Wo aber der Multikulturalismus zweifellos funktioniert, ist: im Tanz. Tanzcompagnien sind schon immer alles andere als ethnisch homogen, was einerseits an den wegfallenden Sprachschranken liegt (Lingua franca im zeitgenössischen Tanz ist Englisch), andererseits daran, dass der Körper als zentrales Tanzinstrument einen Kommunikationsrahmen jenseits der Herkunft ermöglicht.

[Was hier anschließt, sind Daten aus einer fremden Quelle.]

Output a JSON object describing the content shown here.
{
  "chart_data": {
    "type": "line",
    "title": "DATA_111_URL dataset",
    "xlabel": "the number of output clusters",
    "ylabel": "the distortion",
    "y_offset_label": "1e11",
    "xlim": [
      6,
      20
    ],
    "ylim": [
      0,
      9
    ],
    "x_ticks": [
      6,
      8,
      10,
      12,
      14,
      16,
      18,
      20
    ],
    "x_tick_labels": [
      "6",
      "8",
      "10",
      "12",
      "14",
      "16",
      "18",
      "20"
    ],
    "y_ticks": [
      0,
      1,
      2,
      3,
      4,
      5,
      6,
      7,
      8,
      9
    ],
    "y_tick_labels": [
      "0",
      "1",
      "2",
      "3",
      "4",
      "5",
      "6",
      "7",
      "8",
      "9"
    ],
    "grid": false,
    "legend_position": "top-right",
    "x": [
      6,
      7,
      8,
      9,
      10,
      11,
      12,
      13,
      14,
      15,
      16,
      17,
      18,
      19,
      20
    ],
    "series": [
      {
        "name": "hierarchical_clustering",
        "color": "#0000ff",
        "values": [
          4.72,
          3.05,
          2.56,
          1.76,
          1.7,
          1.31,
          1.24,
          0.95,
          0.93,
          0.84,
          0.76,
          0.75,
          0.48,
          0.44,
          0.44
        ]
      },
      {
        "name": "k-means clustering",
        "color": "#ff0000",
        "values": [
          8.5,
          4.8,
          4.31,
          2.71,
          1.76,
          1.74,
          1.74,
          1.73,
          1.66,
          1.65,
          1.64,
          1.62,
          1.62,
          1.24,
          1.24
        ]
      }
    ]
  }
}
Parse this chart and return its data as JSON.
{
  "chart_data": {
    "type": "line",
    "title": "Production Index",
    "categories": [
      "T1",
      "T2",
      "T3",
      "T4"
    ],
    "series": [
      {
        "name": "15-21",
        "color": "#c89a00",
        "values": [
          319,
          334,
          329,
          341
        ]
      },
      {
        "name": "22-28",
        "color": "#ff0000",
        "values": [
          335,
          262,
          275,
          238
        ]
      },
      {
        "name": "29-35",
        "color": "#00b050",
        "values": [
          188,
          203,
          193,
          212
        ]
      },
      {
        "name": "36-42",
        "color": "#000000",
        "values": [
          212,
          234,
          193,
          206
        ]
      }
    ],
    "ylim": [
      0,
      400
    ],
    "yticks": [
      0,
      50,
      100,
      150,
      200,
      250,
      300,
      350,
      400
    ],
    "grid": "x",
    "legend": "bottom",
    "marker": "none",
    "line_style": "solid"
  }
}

Und drittens daran, dass die prägenden Figuren des zeitgenössischen Tanzes in den 1980ern in Belgien und den Niederlanden sozialisiert wurden – und das sind Länder, die sich a) schon immer als multikulturelle Einwanderungsländer verstanden und b) durch ihre geringe Größe keine Chance hatten, die eigene, weltweit marginalisierte Sprache als Nonplusultra zu überhöhen. Drastisch gesagt: Wer glaubt, auf Flämisch in der Kunst einen Blumentopf gewinnen zu können, der fällt ziemlich schnell auf die Nase (auch wenn Nationalisten so etwas nicht gerne hören).
So ziemlich alle deutschen Tanzcompagnien sind geprägt von Nichtdeutschen, denen man ihre Herkunft teilweise deutlich ansieht: die Koreanerin Hyuong-Min Kim von der Berliner Gruppe Dorky Park (geleitet von der Argentinierin Constanza Macras), der Afroamerikaner Josh Johnson vom Frankfurter Ensemble Forsythe Company (geleitet vom US-Amerikaner William Forsythe), die Madegassin Zaratiana Randrianantenaina von der Berliner Gruppe Sasha Waltz & Guests (geleitet von der Badenerin Sasha Waltz). Man mag einwenden, dass gerade die den deutschen Multikulturalismus prägenden Migranten aus Nahost hier selten vertreten sind, das aber hat damit zu tun, dass das islamische Theaterverständnis sehr weit entfernt ist vom europäischen. Dennoch: Die deutsche Regisseurin Helena Waldmann konnte 2005 mit iranischen Tänzerinnen das Stück „Letters from Tentland“ fürs Fadjr Festival in Teheran entwickeln, Kontakte wären also auch hier möglich.
Gleichzeitig sind die wirklich guten Tanzcompagnien eng verknüpft mit ihrem Umfeld. Das großartige, internationale, multikulturelle Tanztheater Pina Bauschs wäre nicht möglich gewesen ohne die enge Verzahnung Bauschs mit ihrer zutiefst provinziellen Heimatstadt Wuppertal. Man kann die Arbeit von Constanza Macras‘ Dorky Park nicht verstehen, ohne von der Partyszene und der Subkultur im Berlin der 1990er nicht zumindest gehört zu haben. Und ein William Forsythe wäre nichts ohne Frankfurt, die kalte, durchdesignte Stadt, in der der US-Amerikaner seit einem Vierteljahrhundert lebt (und gerade deswegen ist es so erschreckend, dass die Stadt Frankfurt Forsythes Arbeit 2005 nicht mehr ausreichend fördert, wesweegen der weltberühmte Choreograph aus Dresden und anderen Städten quersubventioniert werden muss).

Multikulturalismus, ohne dass man die Erdung, die Wurzeln vergisst. Schön. Nur was lernen wir daraus? Nix. Vielleicht gerade mal das: Dass der billige „Deutschland schafft sich ab“-Furor Thilo Sarrazins nicht mehr ist als kaum durchdachter Alarmismus, ein schwachbrüstiges Beschwören der Annahme, dass ein Zusammenleben der Kulturen nicht möglich sei. Der Blick ins Tanztheater zeigt zumindest eines: Herkunft ist nicht wichtig, wichtig ist, was man draus macht.
Wobei der Blick aufs Tanztheater den Volkswirt Sarrazin naturgemäß eher weniger überzeugen dürfte.